3. Disney slips despite an upbeat report

Although Walt Disney (NYSE:DIS) reported better-than-expected numbers on the top and bottom lines after the prior market close, shares dipped 0.2% in premarket trading.

Theme parks helped in the quarter and the company is now riding high on the success of “Avengers: Endgame” and on expectations for its new streaming service Disney+.

Despite the positive numbers, much of the good news was already priced into the stock, which has risen more than 17% in the last month.

With 85% of S&P 500 firms having reported earnings, the season has not turned out as dire as feared. “Not even close to an earnings or sales recession this quarter as many (not us) predicted,” analysts at The Earnings Scout noted.

Before Thursday’s opening bell, Duke Energy (NYSE:DUK), Cardinal Health (NYSE:CAH) and Keurig Dr Pepper (NYSE:KDP) will report results.

4. Fed Chair Powell to speak alongside inflation data

Federal Reserve Chairman Jerome Powell will speak ahead of trading with markets on the lookout for any hints towards plans for monetary policy

Powell will give the opening remarks at a Fed conference on "Renewing the Promise of the Middle Class" in Washington at 8:30 AM ET (12:30 GMT).

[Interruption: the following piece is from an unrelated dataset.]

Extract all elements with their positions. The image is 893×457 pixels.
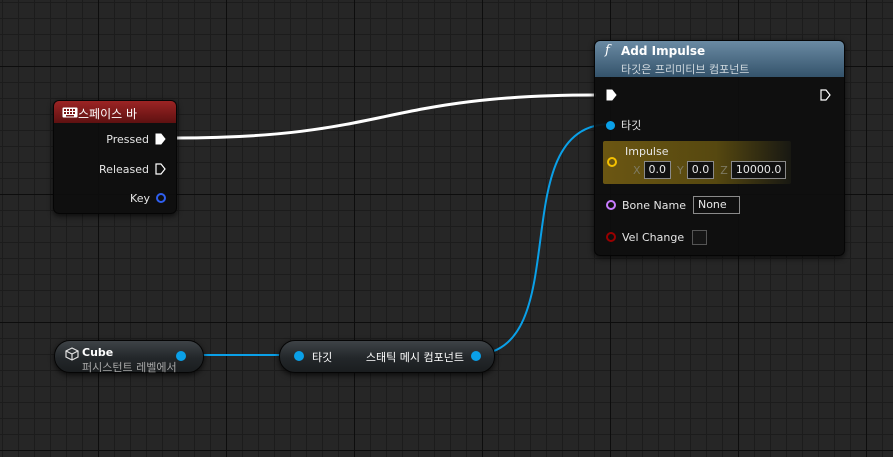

The conference begins as the producer price index for April hits the wires along with weekly jobless claims. Prices at factory gates are expected to tick higher on an annualized basis. The Fed cited muted inflation as one of the key reasons for its expectations that it will not hike rates this year. Policymakers will have more insight with Friday’s release of consumer inflation data.

Chicago Fed President Charles Evans will speak at the same conference at 1:15 PM ET (1715 GMT).

At 10:45 AM ET (14:45 GMT), Atlanta Fed President Raphael Bostic will discuss monetary policy and the economic outlook at the Louisiana Bankers Association's 119th Annual Convention in New Orleans.

5. Uber set to price IPO

Uber (NYSE:UBER) is expected to price its long-awaited initial public offering after the market close on Thursday.

Although the ride-hailing company had set its expected range last month at $44 to $50, people familiar with the matter told The New York Times that it would set the price at or below the midpoint, or $47 a share, valuing the company at roughly $86 billion.

That's below the $100 billion that Uber had forecast last month, but the price tag still tops the $76 billion valuation at its most recent private fund-raising last August.